Trusted relationships go a long way in preventing shippers from being victimized by freight theft or fraud, and understanding the percentage of carriers that have ongoing engagements with a broker can help a shipper discern their risks.

What’s your average time to pay carriers in your network?

Time-to-cash is one of the most significant hurdles in transportation. Carriers pay upfront costs like fuel and labor and then wait for payment for services. At the same time, many brokers will delay payments. This can be for several reasons, many of which can be valid.

For instance, many shippers negotiate lengthy payment terms with brokers; “net 90” is quite common as a billing term.

However, some brokers use the billing terms they’ve accepted as an excuse for holding off payment to carriers, even if their website says something far different (i.e., next day or even same day).

This time lapse between job completion and payout impacts the relationship between carriers and brokers, forcing many carriers to evaluate time-to-pay as the most critical metric, even over the amount of pay.

For a shipper looking to establish a new broker relationship, this question (especially when compared to what the broker has publicly promised) can go a long way toward understanding the dynamics of a broker/carrier relationship, which has an obvious impact on the quality of work performed for a shipper.

What are you doing to help us along our sustainability journey?

A slew of regulations at the state and federal level will soon require enterprises to disclose their carbon and/or reduce their emissions.
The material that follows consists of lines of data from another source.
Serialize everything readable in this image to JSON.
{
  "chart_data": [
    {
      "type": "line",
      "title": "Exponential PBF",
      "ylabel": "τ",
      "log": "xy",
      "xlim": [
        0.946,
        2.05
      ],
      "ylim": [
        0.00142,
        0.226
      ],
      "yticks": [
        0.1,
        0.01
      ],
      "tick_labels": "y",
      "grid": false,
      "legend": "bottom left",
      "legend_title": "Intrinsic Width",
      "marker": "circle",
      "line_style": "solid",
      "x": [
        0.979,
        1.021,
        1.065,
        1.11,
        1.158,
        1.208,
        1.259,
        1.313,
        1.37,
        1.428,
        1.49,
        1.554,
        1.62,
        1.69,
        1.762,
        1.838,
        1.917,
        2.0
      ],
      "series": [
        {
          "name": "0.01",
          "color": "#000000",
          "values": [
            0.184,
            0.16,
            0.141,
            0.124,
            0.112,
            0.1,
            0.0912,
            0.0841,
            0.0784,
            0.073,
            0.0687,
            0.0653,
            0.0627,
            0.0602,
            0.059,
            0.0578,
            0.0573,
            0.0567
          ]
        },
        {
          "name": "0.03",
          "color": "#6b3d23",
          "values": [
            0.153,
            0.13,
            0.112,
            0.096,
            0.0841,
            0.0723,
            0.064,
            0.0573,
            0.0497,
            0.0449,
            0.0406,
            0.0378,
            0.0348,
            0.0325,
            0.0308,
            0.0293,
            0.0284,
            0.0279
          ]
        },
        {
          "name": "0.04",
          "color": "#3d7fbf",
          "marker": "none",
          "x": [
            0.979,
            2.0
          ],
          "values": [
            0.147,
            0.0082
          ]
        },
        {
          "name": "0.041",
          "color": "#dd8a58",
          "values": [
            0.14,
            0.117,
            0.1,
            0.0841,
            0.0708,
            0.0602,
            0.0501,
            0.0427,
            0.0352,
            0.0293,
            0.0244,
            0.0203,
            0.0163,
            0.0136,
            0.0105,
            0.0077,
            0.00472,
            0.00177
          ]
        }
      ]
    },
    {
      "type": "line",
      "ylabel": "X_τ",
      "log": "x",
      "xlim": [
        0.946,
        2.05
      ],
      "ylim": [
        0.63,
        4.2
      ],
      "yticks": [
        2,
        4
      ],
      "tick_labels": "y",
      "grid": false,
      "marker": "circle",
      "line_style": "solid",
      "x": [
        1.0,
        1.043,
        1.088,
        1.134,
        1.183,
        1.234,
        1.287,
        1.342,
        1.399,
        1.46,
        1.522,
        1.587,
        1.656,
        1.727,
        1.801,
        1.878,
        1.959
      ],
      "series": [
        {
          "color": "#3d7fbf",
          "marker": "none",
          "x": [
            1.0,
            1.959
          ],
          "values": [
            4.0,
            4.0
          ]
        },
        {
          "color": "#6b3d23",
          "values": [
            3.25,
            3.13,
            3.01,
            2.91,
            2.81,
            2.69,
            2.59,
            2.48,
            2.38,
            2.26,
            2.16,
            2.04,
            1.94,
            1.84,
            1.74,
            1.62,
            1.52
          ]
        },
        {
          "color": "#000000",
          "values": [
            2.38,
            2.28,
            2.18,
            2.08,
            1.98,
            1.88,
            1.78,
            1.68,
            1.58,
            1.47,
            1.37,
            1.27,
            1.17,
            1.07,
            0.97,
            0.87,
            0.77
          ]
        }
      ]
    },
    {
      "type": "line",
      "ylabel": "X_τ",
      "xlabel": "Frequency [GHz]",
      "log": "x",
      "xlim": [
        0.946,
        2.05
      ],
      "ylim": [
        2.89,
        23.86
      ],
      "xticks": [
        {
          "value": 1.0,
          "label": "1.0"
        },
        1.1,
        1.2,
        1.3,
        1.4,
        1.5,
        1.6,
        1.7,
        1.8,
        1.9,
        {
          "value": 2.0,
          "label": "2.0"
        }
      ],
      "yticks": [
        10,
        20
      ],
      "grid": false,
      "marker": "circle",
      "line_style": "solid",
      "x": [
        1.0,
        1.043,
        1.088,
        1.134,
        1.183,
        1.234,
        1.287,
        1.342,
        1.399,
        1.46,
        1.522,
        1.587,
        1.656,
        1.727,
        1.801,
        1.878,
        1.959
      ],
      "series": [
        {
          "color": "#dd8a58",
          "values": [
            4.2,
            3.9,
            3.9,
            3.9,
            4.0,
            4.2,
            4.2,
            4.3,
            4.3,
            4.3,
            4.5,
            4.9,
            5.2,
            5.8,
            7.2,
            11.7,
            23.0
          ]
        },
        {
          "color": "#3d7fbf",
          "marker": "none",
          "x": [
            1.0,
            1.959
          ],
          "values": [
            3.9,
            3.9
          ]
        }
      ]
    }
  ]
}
The SEC will soon include emissions reporting in financial statements, meaning CFOs can be held legally responsible for accurate reporting (and jail time could be a penalty). In California, Indirect Sourcing Rules (ISRs) will demand disclosures from companies with more than $1 billion in revenues.

In addition, many of the most beloved brands are taking steps to reduce their emissions. Brokers should be able to support companies in their journey to sustainability. Decision-makers simply need to ask the right questions.